I am particularly anxious in relation to the future of the Common Fisheries Policy (CFP). After years in which the CFP has been little better than a fiasco, things are getting onto the right track. The bottom line is that stocks are improving steadily and we are all poised to share the benefits. Here is leading Danish fisheries scientist, Eskild Kirkegaard, Chairman of the inter-governmental scientific body, ICES's Advisory Committee, talking about the North East Atlantic:

“For the majority of stocks, it has been observed that fishing mortality has decreased to a level consistent with Maximum Sustainable Yield (MSY) – meaning levels that are not only sustainable but will also deliver high long term yields." In other words we now have very healthy fish stocks.

Shared Stocks

The reality is that in Europe, most of the stocks we fish are shared. These are some of the most complex fisheries in the world: multi-gear, multi species and multi-jurisdiction. That won't change if the UK leaves the EU and my worry is that in the inevitably bruising process of negotiating a post-exit regime we will all slip backwards. The danger is that in fighting over the slices of the cake, the cake will fall off the table. That could lose us all the gains we have made since the anarchic 1990s.

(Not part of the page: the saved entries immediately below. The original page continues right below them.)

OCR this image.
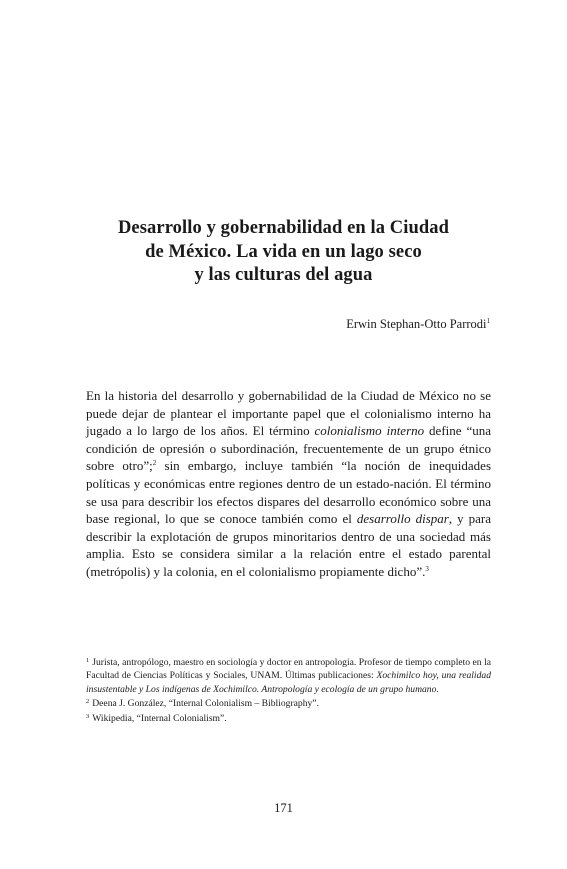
Desarrollo y gobernabilidad en la Ciudad
de México. La vida en un lago seco
y las culturas del agua
Erwin Stephan-Otto Parrodi$^1$

En la historia del desarrollo y gobernabilidad de la Ciudad de México no se puede dejar de plantear el importante papel que el colonialismo interno ha jugado a lo largo de los años. El término colonialismo interno define “una condición de opresión o subordinación, frecuentemente de un grupo étnico sobre otro”;$^2$ sin embargo, incluye también “la noción de inequidades políticas y económicas entre regiones dentro de un estado-nación. El término se usa para describir los efectos dispares del desarrollo económico sobre una base regional, lo que se conoce también como el desarrollo dispar, y para describir la explotación de grupos minoritarios dentro de una sociedad más amplia. Esto se considera similar a la relación entre el estado parental (metrópolis) y la colonia, en el colonialismo propiamente dicho”.$^3$

$^1$ Jurista, antropólogo, maestro en sociología y doctor en antropología. Profesor de tiempo completo en la Facultad de Ciencias Políticas y Sociales, UNAM. Últimas publicaciones: Xochimilco hoy, una realidad insustentable y Los indígenas de Xochimilco. Antropología y ecología de un grupo humano.

$^2$ Deena J. González, “Internal Colonialism – Bibliography”.

$^3$ Wikipedia, “Internal Colonialism”.

171
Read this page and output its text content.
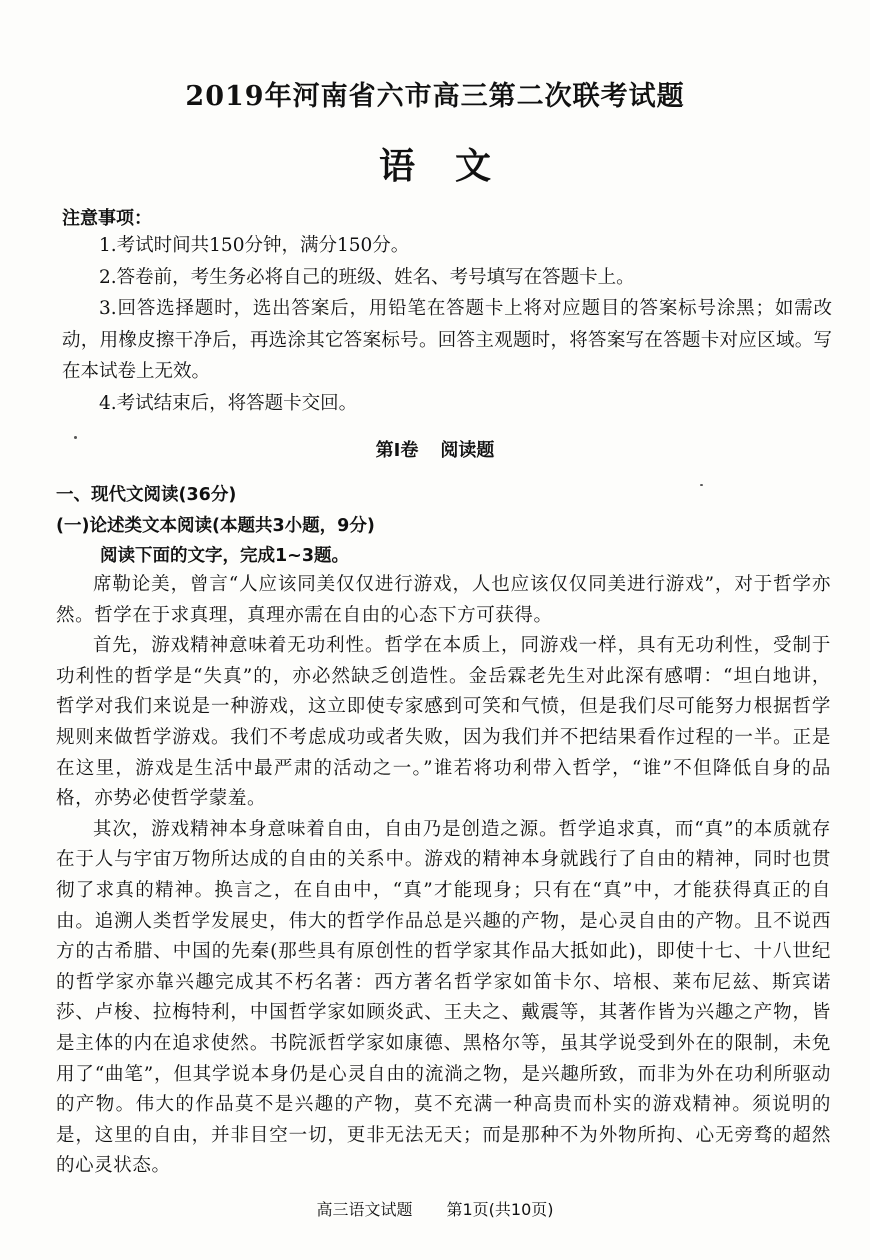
2019年河南省六市高三第二次联考试题
语文
注意事项：

1.考试时间共150分钟，满分150分。

2.答卷前，考生务必将自己的班级、姓名、考号填写在答题卡上。

3.回答选择题时，选出答案后，用铅笔在答题卡上将对应题目的答案标号涂黑；如需改动，用橡皮擦干净后，再选涂其它答案标号。回答主观题时，将答案写在答题卡对应区域。写在本试卷上无效。

4.考试结束后，将答题卡交回。

第Ⅰ卷 阅读题
一、现代文阅读(36分)
(一)论述类文本阅读(本题共3小题，9分)
阅读下面的文字，完成1~3题。

席勒论美，曾言“人应该同美仅仅进行游戏，人也应该仅仅同美进行游戏”，对于哲学亦然。哲学在于求真理，真理亦需在自由的心态下方可获得。

首先，游戏精神意味着无功利性。哲学在本质上，同游戏一样，具有无功利性，受制于功利性的哲学是“失真”的，亦必然缺乏创造性。金岳霖老先生对此深有感喟：“坦白地讲，哲学对我们来说是一种游戏，这立即使专家感到可笑和气愤，但是我们尽可能努力根据哲学规则来做哲学游戏。我们不考虑成功或者失败，因为我们并不把结果看作过程的一半。正是在这里，游戏是生活中最严肃的活动之一。”谁若将功利带入哲学，“谁”不但降低自身的品格，亦势必使哲学蒙羞。

其次，游戏精神本身意味着自由，自由乃是创造之源。哲学追求真，而“真”的本质就存在于人与宇宙万物所达成的自由的关系中。游戏的精神本身就践行了自由的精神，同时也贯彻了求真的精神。换言之，在自由中，“真”才能现身；只有在“真”中，才能获得真正的自由。追溯人类哲学发展史，伟大的哲学作品总是兴趣的产物，是心灵自由的产物。且不说西方的古希腊、中国的先秦(那些具有原创性的哲学家其作品大抵如此)，即使十七、十八世纪的哲学家亦靠兴趣完成其不朽名著：西方著名哲学家如笛卡尔、培根、莱布尼兹、斯宾诺莎、卢梭、拉梅特利，中国哲学家如顾炎武、王夫之、戴震等，其著作皆为兴趣之产物，皆是主体的内在追求使然。书院派哲学家如康德、黑格尔等，虽其学说受到外在的限制，未免用了“曲笔”，但其学说本身仍是心灵自由的流淌之物，是兴趣所致，而非为外在功利所驱动的产物。伟大的作品莫不是兴趣的产物，莫不充满一种高贵而朴实的游戏精神。须说明的是，这里的自由，并非目空一切，更非无法无天；而是那种不为外物所拘、心无旁骛的超然的心灵状态。

高三语文试题 第1页(共10页)
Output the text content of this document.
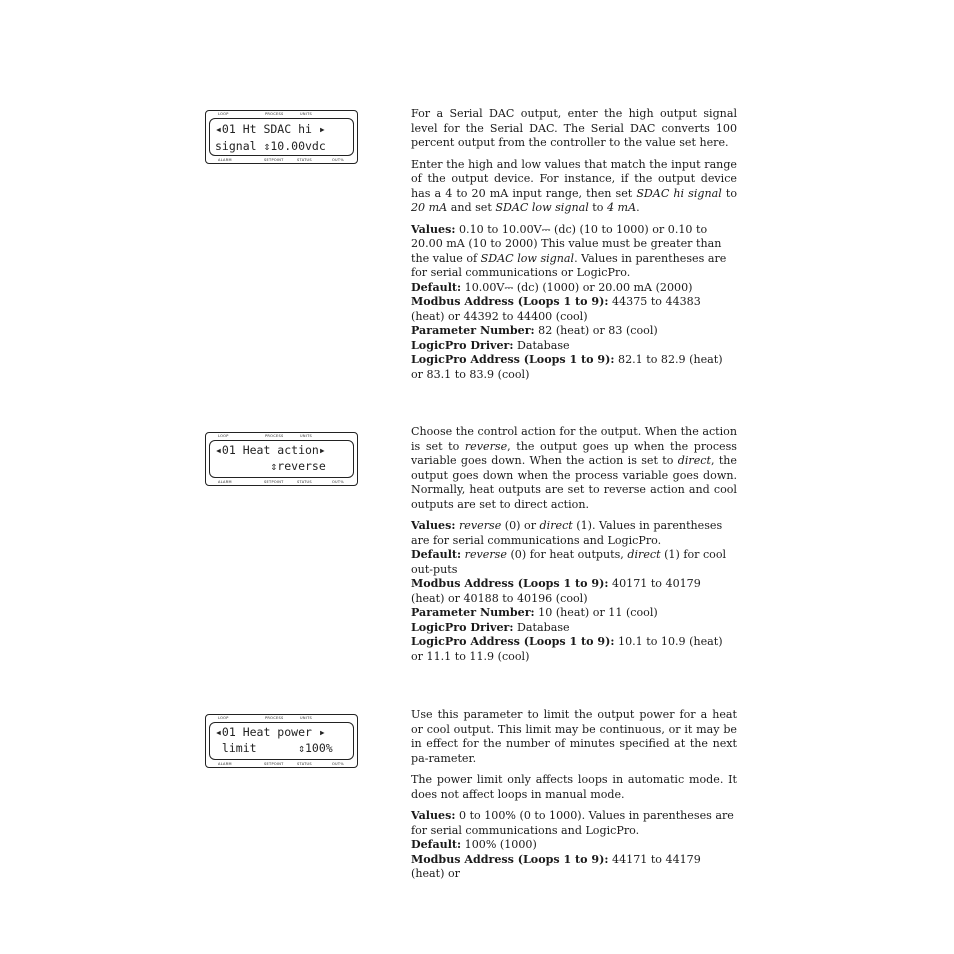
LOOP	PROCESS	UNITS
◂01 Ht SDAC hi ▸
signal ⇕10.00vdc
ALARM	SETPOINT	STATUS	OUT%

For a Serial DAC output, enter the high output signal level for the Serial DAC. The Serial DAC converts 100 percent output from the controller to the value set here.

Enter the high and low values that match the input range of the output device. For instance, if the output device has a 4 to 20 mA input range, then set SDAC hi signal to 20 mA and set SDAC low signal to 4 mA.

Values: 0.10 to 10.00V⎓ (dc) (10 to 1000) or 0.10 to 20.00 mA (10 to 2000) This value must be greater than the value of SDAC low signal. Values in parentheses are for serial communications or LogicPro.
Default: 10.00V⎓ (dc) (1000) or 20.00 mA (2000)
Modbus Address (Loops 1 to 9): 44375 to 44383 (heat) or 44392 to 44400 (cool)
Parameter Number: 82 (heat) or 83 (cool)
LogicPro Driver: Database
LogicPro Address (Loops 1 to 9): 82.1 to 82.9 (heat) or 83.1 to 83.9 (cool)
LOOP	PROCESS	UNITS
◂01 Heat action▸
⇕reverse
ALARM	SETPOINT	STATUS	OUT%

Choose the control action for the output. When the action is set to reverse, the output goes up when the process variable goes down. When the action is set to direct, the output goes down when the process variable goes down. Normally, heat outputs are set to reverse action and cool outputs are set to direct action.

Values: reverse (0) or direct (1). Values in parentheses are for serial communications and LogicPro.
Default: reverse (0) for heat outputs, direct (1) for cool out-puts
Modbus Address (Loops 1 to 9): 40171 to 40179 (heat) or 40188 to 40196 (cool)
Parameter Number: 10 (heat) or 11 (cool)
LogicPro Driver: Database
LogicPro Address (Loops 1 to 9): 10.1 to 10.9 (heat) or 11.1 to 11.9 (cool)
LOOP	PROCESS	UNITS
◂01 Heat power ▸
limit      ⇕100%
ALARM	SETPOINT	STATUS	OUT%

Use this parameter to limit the output power for a heat or cool output. This limit may be continuous, or it may be in effect for the number of minutes specified at the next pa-rameter.

The power limit only affects loops in automatic mode. It does not affect loops in manual mode.

Values: 0 to 100% (0 to 1000). Values in parentheses are for serial communications and LogicPro.
Default: 100% (1000)
Modbus Address (Loops 1 to 9): 44171 to 44179 (heat) or
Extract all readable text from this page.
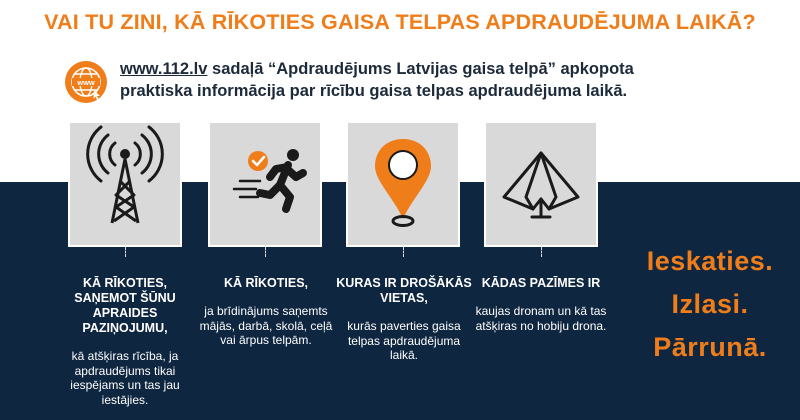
VAI TU ZINI, KĀ RĪKOTIES GAISA TELPAS APDRAUDĒJUMA LAIKĀ?
www
www.112.lv sadaļā “Apdraudējums Latvijas gaisa telpā” apkopota
praktiska informācija par rīcību gaisa telpas apdraudējuma laikā.
KĀ RĪKOTIES, SAŅEMOT ŠŪNU APRAIDES PAZIŅOJUMU,
kā atšķiras rīcība, ja apdraudējums tikai iespējams un tas jau iestājies.
KĀ RĪKOTIES,
ja brīdinājums saņemts mājās, darbā, skolā, ceļā vai ārpus telpām.
KURAS IR DROŠĀKĀS VIETAS,
kurās paverties gaisa telpas apdraudējuma laikā.
KĀDAS PAZĪMES IR
kaujas dronam un kā tas atšķiras no hobiju drona.
Ieskaties.
Izlasi.
Pārrunā.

Of course, if Britain was to leave the EU, new bilateral arrangements would be agreed - eventually. But this would take a great deal of time and effort, especially if there was any suggestion that we move away from the status quo on access arrangements or quota shares. In the meantime we all – Brits and non-Brits have a great deal to lose.

Regional Decision-making

The UK was a major influence in ensuring that CFP decision-making would have a strong regional dimension in the new reformed CFP. Member states cooperating at regional seas level is the antidote to the over-centralised CFP that we have battled with over that last 20 years. At last we have movement away from the prescriptive micro-management of our fisheries. It would be tragic if one of the major architects left the project before the benefits of decentralized decision-making have been fully realized.

No one can have any certainty about the post-Brexit world. Where fishing sits in the national priorities for each country will be a critical factor. I don't get the impression that fishing has an especially high priority in the UK, outside perhaps Scotland and Cornwall. Will the negotiating capital be made available for fishing when other prominent issues such as financial services in the City of London, immigration or even agriculture, is at stake? I don't know - but this will be a factor in whether the UK would be able to negotiate better terms than it currently holds.

Politicians will of course make promises. You have to evaluate whether those are realistic or pie -in the-sky. I have worked alongside many Britons over the last 25 years in trying to shape the CFP. We generally share the same values and the same objectives – sustainable, profitable fisheries for our members. It has taken many years to build up the trust and confidence that we have now. It would be terrible if we found ourselves again on different sides of the barricades.

Life after Brexit

Not everything in fisheries is the exclusive fault of the EU. British ministers were enthusiastic supporters for the introduction of the now-discredited EU cod plan which set us back a decade in putting the cod stocks on a sustainable footing and generated a new problem in the form of large scale discards of mature fish. Equally, Britain was a vocal supporter of the EU landings obligation and took its fair share the political opportunism that led to that misconceived legislation. Would things be very different for the UK industry outside the EU? I don't know the answer but if I had a vote these are the things that would be preying on my mind.